I actually watched Larry King on CNN when he had the person with the brain tumor say 'My cell phone gave me this tumor'... And lo and behold the meme is now "Cellphones cause X"

If, however you want a good hormone disruptor candidate, look no further than BPA and other estrogen-like compounds. With the amount of plastic we have in our biosphere, along with 'interesting' resultants from decomp, my money'd be on hormone disruption.

I have to wonder if any uni is actively investigating this. https://en.wikipedia.org/wiki/xenoestrogen is very much a thing.

It’s porn? No, it’s low testosterone. No, it’s cell phones. No, it’s plastic.

We are so adamant about finding the “one true cause” of any given thing that we don’t stop to consider that it doesn’t matter what it actually is.

If we pretend it’s all of them, what’s the worst outcome? We watch less porn, eat better food, spend less time with our phone and use less plastic? What a terrible scenario that would be. We might do all these good things for no good reason!

It’s the same problem we have with climate change. Always looking for the scapegoat instead of recognizing that the problem can be alleviated without finding the one true cause, assuming there even is one.

The problem is, how do you know those are good things?

Clearly all of those things have some benifits, else we wouldn't be doing them in the first place. To stop doing them because they might be harmful would make the world a worst place if they are not actually harmful.

And if we actually want to solve a problem, understanding its cause is generally important.

For instance imagine solving global warming without establish the cause is greanhouse gasses. Sure, we might make the world "better" by starting a campaighn to cure all the gay people, but that won't actually help with global warming, and would actually make the world worst (the first statement is fact, the second is a value judgement)

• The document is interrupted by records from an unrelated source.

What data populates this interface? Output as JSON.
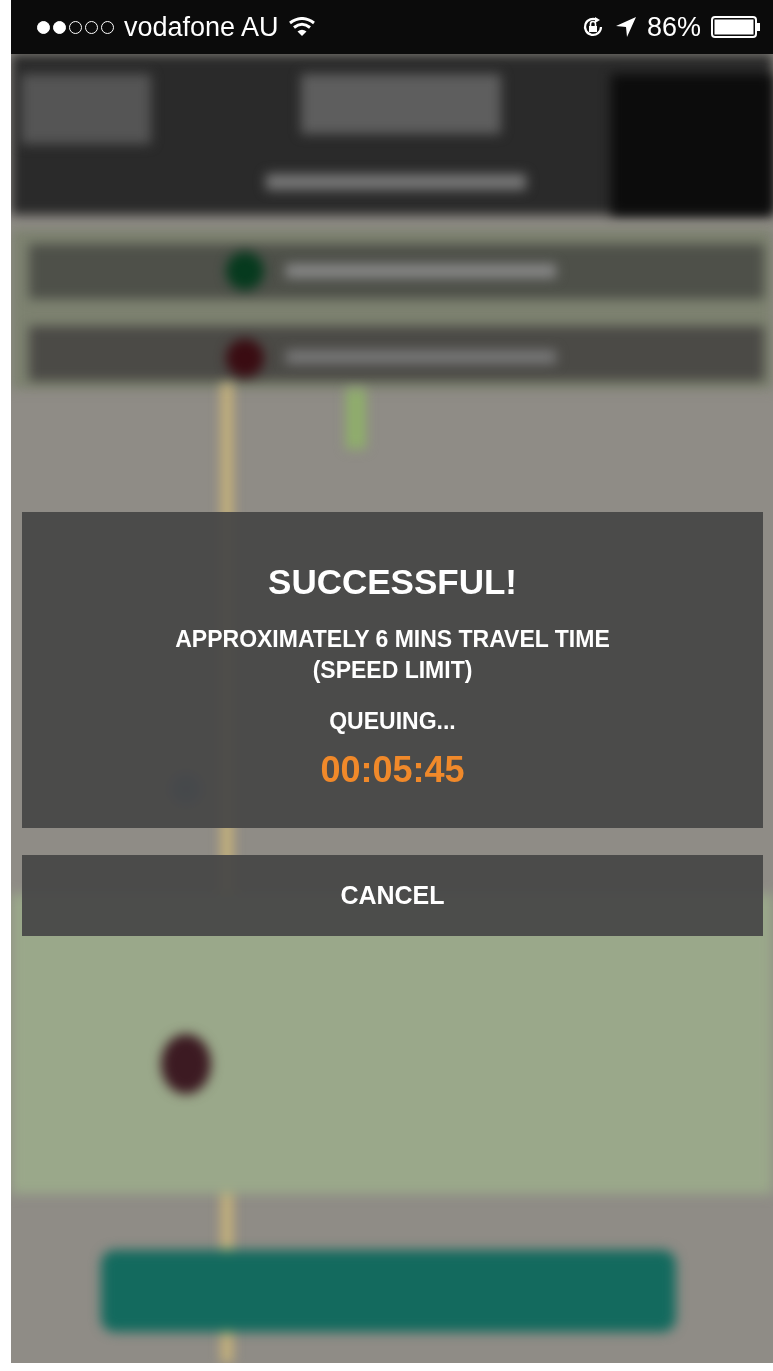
{
  "status_bar": {
    "carrier": "vodafone AU",
    "battery": "86%"
  },
  "dialog": {
    "title": "SUCCESSFUL!",
    "message": "APPROXIMATELY 6 MINS TRAVEL TIME\n(SPEED LIMIT)",
    "status": "QUEUING...",
    "timer": "00:05:45"
  },
  "buttons": [
    {
      "label": "CANCEL"
    }
  ]
}
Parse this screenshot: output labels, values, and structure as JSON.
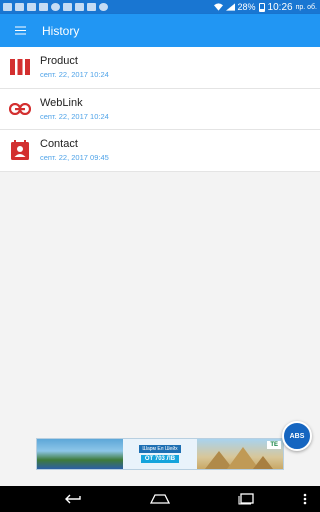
{
  "status_bar": {
    "battery": "28%",
    "time": "10:26",
    "day": "пр. об."
  },
  "app_bar": {
    "title": "History",
    "menu_icon": "menu-icon"
  },
  "history": [
    {
      "icon": "barcode-icon",
      "name": "Product",
      "date": "септ. 22, 2017 10:24"
    },
    {
      "icon": "link-icon",
      "name": "WebLink",
      "date": "септ. 22, 2017 10:24"
    },
    {
      "icon": "contact-icon",
      "name": "Contact",
      "date": "септ. 22, 2017 09:45"
    }
  ],
  "ad": {
    "headline": "Шарм Ел Шейх",
    "price": "ОТ 703 ЛВ",
    "brand": "ТЕ"
  },
  "abs_button": {
    "label": "ABS"
  },
  "nav_bar": {
    "icons": [
      "back-icon",
      "home-icon",
      "recents-icon",
      "more-icon"
    ]
  },
  "colors": {
    "primary": "#2196f3",
    "primary_dark": "#1976d2",
    "icon_red": "#d32f2f",
    "date_blue": "#4fa3e8"
  }
}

We know that excessive porn consumption is bad. We know that excessive cell phone use is bad. We know that excessive single use plastics are bad. You don't need a research study to confirm these things the same way you didn't really did a research study to know that smoking was bad. We all feign ignorance because we want to keep doing the thing that's convent or feels good.

Global warming is such a great example. Instead of doing anything we all argue about what's really causing it. Some people say it's a natural cycle, some people blame it on cars, some people want to blame it on livestock. It doesn't really matter. In fact, I hope somehow the "climate deniers" end up being right. I really, genuinely hope, that we find out that the rise in CO2 is part of a natural cycle. Because then there's a real sense of urgency. Reduced consumption is no longer a single solution. If it's part of a natural cycle we have to reduce consumption to zero immediately AND find a way to remove CO2 form the atmosphere or we will just be the next victim of mass extinction.

For a lot of problems the exact cause doesn't matter because we already know what the solution is. We just have to accept the fact that solution is bundled with a bunch of other things, and if we do them all we might accidentally do something excessive, like make the air cleaner in the process.

Spending less time carrying a device that can call an ambulance in minutes would have serious consequences.
No it wouldn't.

You don't need to carry a phone with you everywhere you go all the time and keep it in your pocket. Hell, a lot of phones don't even fit in pockets anymore. You can keep it on your desk or in your bag. You can even do something crazy like leave it at home or in your car and go to the beach. You probably won't die. And because you live in a world with other people in it, it's possible that if you do set your phone down for a little bit and you have a medical emergency someone else could call for you.

So, you're a science denier? Or do you have specific refutations of the linked GP paper to the NIH?

I also linked to a valid area, and asked if there were human studies in synthetic estrogens and plastic byproducts. You know... Science.

Did you respond to the wrong comment?
Bad diet is much more likely the culprit.